No sex for 40 days Gandhi

"The first time I had a wet dream I thought I peed my pants in bed. I was terrified," I said to my friend during college.

"How long do you think you'd have to go without wacking it to get a wet dream?" my friend asked.

"Why the fuck would you want a wet dream?"

"I don't know, to feel 16 again."

"Why would you want to feel 16 again?"

"My high school buddies and I did this thing called the ‘Gandhi Streak.' First, there was a story about how Mahatma Gandhi used to lie in bed with a bunch of naked girls to test his willpower. So we tried to do this with any sexual contact—from others or ourselves."

"Oh yeah, there's also that pretty boy movie 40 Days and 40 Nights."

"KC, I dare you to try it."

"Why me?"

"You're the only one without a girlfriend. And, I double-dog dare you to do it."

"Fine, if you're going to double-dog dare me, I can't say no."

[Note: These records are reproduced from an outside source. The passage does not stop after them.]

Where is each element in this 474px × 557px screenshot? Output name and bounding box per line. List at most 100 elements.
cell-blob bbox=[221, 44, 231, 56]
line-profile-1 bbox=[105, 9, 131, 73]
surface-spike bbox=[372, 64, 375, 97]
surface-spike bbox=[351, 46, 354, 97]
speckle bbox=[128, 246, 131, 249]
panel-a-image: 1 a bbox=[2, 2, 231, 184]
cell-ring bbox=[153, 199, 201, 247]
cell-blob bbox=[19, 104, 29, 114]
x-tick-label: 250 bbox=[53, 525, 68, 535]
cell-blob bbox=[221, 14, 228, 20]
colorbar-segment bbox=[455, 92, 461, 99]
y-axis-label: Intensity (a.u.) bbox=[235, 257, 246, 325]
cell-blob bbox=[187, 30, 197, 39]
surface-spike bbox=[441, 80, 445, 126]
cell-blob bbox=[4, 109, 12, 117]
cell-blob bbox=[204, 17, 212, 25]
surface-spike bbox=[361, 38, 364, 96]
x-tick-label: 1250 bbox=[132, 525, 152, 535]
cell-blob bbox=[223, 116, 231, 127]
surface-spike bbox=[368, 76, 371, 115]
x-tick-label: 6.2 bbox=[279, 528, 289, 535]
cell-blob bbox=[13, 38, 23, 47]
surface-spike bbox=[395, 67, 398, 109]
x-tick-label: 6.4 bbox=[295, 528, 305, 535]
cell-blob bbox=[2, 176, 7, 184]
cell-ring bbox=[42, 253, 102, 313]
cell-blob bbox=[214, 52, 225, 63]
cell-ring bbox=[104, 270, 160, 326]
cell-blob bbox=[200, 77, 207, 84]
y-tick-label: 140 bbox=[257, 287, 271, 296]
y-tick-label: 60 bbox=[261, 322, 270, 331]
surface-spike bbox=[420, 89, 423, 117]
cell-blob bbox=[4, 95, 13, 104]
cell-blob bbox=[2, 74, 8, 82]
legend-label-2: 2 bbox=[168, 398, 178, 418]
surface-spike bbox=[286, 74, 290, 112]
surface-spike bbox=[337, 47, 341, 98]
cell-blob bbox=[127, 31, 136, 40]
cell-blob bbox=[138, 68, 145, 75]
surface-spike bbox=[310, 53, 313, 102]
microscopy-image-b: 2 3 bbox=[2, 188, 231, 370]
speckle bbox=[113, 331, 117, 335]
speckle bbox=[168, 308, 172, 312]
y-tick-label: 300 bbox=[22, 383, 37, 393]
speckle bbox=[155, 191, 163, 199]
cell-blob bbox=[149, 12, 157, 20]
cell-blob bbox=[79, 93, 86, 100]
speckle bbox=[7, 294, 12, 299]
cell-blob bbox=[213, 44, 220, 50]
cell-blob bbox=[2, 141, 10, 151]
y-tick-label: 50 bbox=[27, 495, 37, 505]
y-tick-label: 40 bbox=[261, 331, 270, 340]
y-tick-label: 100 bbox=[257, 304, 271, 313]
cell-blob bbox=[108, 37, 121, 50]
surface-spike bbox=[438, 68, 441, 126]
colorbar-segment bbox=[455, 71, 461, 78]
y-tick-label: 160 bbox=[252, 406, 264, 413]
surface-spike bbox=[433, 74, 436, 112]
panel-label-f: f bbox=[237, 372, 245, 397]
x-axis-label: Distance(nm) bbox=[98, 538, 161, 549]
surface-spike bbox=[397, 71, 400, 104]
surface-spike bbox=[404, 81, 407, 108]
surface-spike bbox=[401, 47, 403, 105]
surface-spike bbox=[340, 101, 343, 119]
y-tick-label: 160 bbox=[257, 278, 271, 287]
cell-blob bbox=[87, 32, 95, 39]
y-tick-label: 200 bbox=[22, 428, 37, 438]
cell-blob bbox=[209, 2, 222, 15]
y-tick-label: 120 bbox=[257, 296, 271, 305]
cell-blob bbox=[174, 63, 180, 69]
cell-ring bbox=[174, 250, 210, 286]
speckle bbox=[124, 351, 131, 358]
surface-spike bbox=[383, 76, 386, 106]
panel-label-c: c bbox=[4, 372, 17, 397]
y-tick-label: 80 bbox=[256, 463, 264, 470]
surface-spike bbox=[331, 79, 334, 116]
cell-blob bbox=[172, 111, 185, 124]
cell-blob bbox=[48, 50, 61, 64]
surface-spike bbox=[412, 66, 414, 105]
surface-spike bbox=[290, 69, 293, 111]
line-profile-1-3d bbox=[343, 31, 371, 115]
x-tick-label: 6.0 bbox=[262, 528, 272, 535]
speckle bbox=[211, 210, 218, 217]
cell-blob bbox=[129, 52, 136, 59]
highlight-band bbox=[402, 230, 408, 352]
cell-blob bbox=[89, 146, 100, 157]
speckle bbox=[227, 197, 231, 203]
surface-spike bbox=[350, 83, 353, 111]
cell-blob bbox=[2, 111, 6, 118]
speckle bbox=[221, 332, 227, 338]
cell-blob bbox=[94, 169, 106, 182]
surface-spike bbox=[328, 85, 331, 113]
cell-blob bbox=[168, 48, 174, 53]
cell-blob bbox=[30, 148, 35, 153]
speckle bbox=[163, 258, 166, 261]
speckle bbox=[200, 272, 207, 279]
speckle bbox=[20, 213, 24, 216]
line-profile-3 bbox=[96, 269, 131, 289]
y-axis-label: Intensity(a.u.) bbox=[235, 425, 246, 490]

So that's how I started my Gandhi Streak. Honestly, I kind of hoped a girl would hear of my attempt and try to break my streak. That didn't happen though.

Not having sex wasn't too hard, because it just wasn't happening anyway. But not beating one down from time to time was really difficult.

And pretty soon after about two weeks, every couple of round objects I saw together looked like a pair of luscious boobs or an amazing ass. Every time I took a whiz I felt the need. I took every shower cold.

I nearly walked in front of a few cars because I stared at underwear model billboards too long. My balls start hurting from not getting emptied or, um, exercised. To avoid all the sex on TV I could only watch Nickelodeon, but even then, Spongebob started to look pretty good.

Internet, forget it. That's like putting a brick of cocaine with a sign saying "Snort As Much of Me as YOU Want!" inside the Celebrity Rehab House.

Going to class was equally difficult and productive. Difficult because of all the girls sitting in class, productive because I worked my ass off since I wasn't watching porn, downloading porn, talking to girls, or looking for relationships—just thinking about sex.

My goal was 41 days, because I wasn't going to let Josh Hartnett beat me. Finally, I couldn't take it. My roommate popped out for class. I spent an afternoon by myself. I ripped open my computer and typed the first porn site I could think of. As I slid down my pants my roommate and his girlfriend opened the door.

"KC! No! You've only got a few days left! Don't do it!" my roommate's girlfriend screamed.

"Well, I'm not going to do it now. Fuck. Time to ice pack my nuts again. Enjoy the room to yourselves. Assholes."

I crossed off day after day on my calendar. I started organizing my streak-breaking jacking. I planned this medley of masturbation better than I've ever planned a date, anniversary, or breakup. I found some flowers. I checked and re-checked my roommate's class schedule. I spent a few seconds at a "magazine shop" picking out what I wanted: Hustler, Penthouse or Gallery. I bought all three. I could barely contain myself. Luckily, I was in college and could barely afford the mags, because this was the closest I'd ever come to getting a prostitute. Had I gotten a prostitute, it probably would've been the most expensive five seconds of my life.

Finally, the moment of truth came. I don't need to go into the gory or gooey details. It wasn't the biggest or best orgasm ever. But my Gandhi Streak ended. I didn't hate Gandhi or my friends anymore.

My friends asked me about the result of the end of my ban on self-loving. I shrugged and said it was pretty awesome, but glad that it was all over.

"Yo KC. At my high school we used to try and do this thing called ‘Hitting for the Cycle.' It's like in baseball, a guy hits a single, double, triple, and a homerun in the same game. So basically, you try and beat one down four times in a day."

"Yup. Already finished that one today. Now shut the hell up."